Charap a admis qu’il est possible que la contre-offensive puisse « produire des gains significatifs », mais que même si elle le faisait, elle ne conduirait pas à un résultat « décisif ». Comme nous pouvons le constater, il n’y a pas eu de gains significatifs jusqu’à présent, ce qui rend encore plus important que les décideurs politiques tiennent compte de ce que Charap a soutenu. Obtenir un armistice durable prendra du temps, et c’est pourquoi il est crucial que le travail de négociation commence dès que possible. Plus un armistice est retardé, plus les conditions deviendront pires et plus le conflit sera coûteux pour l’Ukraine.

Dans sa réponse à ses critiques, Charap dit qu’ils « semblent voir la diplomatie comme un synonyme de capitulation plutôt que comme un outil important de l’art de gouverner », et c’est malheureusement ainsi que beaucoup d’opposants aux négociations en parlent. La diplomatie est un outil nécessaire pour protéger ses propres intérêts, et elle peut souvent faire plus pour protéger ces intérêts que des années de conflit armé. Négocier un armistice pour mettre fin aux combats profiterait au peuple ukrainien plus que quiconque, car cela le protégerait, lui et son pays, de nouvelles attaques dans un avenir prévisible.

Refuser de négocier avec un adversaire, que ce soit par orgueil ou par hostilité idéologique à la diplomatie, est généralement contre-productif.

Comme le note Charap, « il n’y a pas de voie plausible pour mettre fin à la guerre qui n’implique pas d’engager Moscou ». Si les États-Unis et leurs alliés souhaitent voir la fin de la guerre, l’engagement sera la voie à suivre. Attendre pour commencer ce processus est une perte de temps et, beaucoup plus important, un gaspillage de vies humaines. Les États-Unis ne peuvent pas forcer l’Ukraine à accepter un armistice dont ils ne veulent pas, mais ils peuvent faire appel aux intérêts personnels du gouvernement ukrainien et faire valoir que leur pays sera dans une situation pire s’il poursuit l’objectif de reconquérir tous les territoires perdus.

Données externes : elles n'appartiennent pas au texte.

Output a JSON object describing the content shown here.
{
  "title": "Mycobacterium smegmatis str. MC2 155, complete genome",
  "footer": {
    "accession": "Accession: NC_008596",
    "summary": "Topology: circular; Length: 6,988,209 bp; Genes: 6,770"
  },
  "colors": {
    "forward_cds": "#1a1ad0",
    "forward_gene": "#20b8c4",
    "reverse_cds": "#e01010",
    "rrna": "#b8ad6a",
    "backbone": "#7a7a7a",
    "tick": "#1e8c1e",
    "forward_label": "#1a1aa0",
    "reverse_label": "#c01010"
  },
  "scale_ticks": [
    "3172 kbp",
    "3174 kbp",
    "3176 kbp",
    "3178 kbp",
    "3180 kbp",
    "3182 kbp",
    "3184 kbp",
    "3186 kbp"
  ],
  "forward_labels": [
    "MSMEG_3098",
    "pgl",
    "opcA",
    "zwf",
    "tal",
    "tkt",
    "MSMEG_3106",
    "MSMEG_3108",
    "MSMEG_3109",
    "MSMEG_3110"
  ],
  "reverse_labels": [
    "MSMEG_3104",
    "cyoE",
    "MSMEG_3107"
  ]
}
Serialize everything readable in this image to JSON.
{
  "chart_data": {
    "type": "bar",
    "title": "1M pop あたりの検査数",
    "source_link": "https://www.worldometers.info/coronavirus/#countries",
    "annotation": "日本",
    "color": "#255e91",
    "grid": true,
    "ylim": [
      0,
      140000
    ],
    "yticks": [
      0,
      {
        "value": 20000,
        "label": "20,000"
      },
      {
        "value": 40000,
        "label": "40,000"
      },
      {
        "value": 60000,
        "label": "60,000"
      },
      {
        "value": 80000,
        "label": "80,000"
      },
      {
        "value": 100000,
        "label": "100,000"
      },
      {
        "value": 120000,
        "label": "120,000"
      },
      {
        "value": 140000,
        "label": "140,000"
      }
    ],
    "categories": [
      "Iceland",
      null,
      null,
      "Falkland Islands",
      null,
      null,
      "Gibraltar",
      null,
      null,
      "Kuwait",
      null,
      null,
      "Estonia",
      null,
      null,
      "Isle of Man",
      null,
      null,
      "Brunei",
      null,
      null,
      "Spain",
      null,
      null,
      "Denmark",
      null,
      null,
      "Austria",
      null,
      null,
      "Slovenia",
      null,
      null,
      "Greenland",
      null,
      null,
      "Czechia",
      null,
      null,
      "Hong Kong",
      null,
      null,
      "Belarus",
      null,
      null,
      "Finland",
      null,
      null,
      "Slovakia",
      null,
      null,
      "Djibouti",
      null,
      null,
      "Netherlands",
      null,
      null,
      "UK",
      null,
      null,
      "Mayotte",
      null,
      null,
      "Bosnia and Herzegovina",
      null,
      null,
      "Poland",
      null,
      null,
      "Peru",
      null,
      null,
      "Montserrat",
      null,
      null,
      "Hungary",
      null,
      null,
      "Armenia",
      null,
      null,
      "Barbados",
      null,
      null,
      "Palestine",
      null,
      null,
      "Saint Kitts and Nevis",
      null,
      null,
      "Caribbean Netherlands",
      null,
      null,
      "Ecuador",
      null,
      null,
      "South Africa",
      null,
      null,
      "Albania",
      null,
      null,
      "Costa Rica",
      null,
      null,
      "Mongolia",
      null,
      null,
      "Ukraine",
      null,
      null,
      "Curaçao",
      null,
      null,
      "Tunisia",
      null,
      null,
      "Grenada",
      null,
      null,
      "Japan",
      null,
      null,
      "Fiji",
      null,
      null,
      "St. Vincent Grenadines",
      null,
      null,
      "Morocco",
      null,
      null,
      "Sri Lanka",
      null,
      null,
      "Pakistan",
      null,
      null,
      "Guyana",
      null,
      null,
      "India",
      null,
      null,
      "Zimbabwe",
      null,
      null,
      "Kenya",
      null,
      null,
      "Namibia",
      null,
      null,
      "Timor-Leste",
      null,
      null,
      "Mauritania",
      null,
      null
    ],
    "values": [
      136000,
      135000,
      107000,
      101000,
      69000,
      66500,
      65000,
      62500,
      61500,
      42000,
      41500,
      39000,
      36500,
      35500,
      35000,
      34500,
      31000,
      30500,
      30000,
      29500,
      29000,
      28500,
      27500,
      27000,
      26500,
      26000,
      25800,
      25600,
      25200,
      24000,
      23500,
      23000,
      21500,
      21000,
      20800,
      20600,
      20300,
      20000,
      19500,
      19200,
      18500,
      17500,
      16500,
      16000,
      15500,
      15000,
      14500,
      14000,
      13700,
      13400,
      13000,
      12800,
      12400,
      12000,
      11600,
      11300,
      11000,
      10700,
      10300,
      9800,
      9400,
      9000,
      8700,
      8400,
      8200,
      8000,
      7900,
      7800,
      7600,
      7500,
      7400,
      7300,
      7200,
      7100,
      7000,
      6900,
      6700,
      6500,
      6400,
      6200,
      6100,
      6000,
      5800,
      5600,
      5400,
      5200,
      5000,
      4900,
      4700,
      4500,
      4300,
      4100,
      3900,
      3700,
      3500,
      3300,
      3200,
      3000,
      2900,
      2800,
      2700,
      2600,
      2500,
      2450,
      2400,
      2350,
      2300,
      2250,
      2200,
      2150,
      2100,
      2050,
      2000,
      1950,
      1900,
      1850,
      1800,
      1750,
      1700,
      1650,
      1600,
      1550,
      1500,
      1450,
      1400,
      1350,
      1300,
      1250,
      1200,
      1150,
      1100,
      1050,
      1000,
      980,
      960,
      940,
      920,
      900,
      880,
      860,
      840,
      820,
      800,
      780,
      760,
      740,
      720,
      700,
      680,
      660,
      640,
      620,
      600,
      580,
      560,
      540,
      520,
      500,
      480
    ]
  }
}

Un armistice n’est pas une panacée et, par définition, il ne s’agit pas d’un règlement permanent du conflit, mais il donnerait à l’Ukraine le temps et le répit de se relever et de se reconstruire. Cela créerait également une opportunité pour les millions d’Ukrainiens qui ont cherché refuge en Europe de rentrer chez eux. Plus une guerre active s’éternise, plus il sera difficile pour le pays de se remettre des blessures qui lui ont été infligées, et moins il est probable que les personnes qui ont quitté le pays voudront revenir.

La façon dont les États-Unis et leurs alliés agissent maintenant aidera à décider si l’Ukraine est condamnée au destin de devenir une autre Syrie ou non. Mettre fin aux combats dès que possible est le meilleur moyen d’empêcher l’Ukraine de subir ce résultat.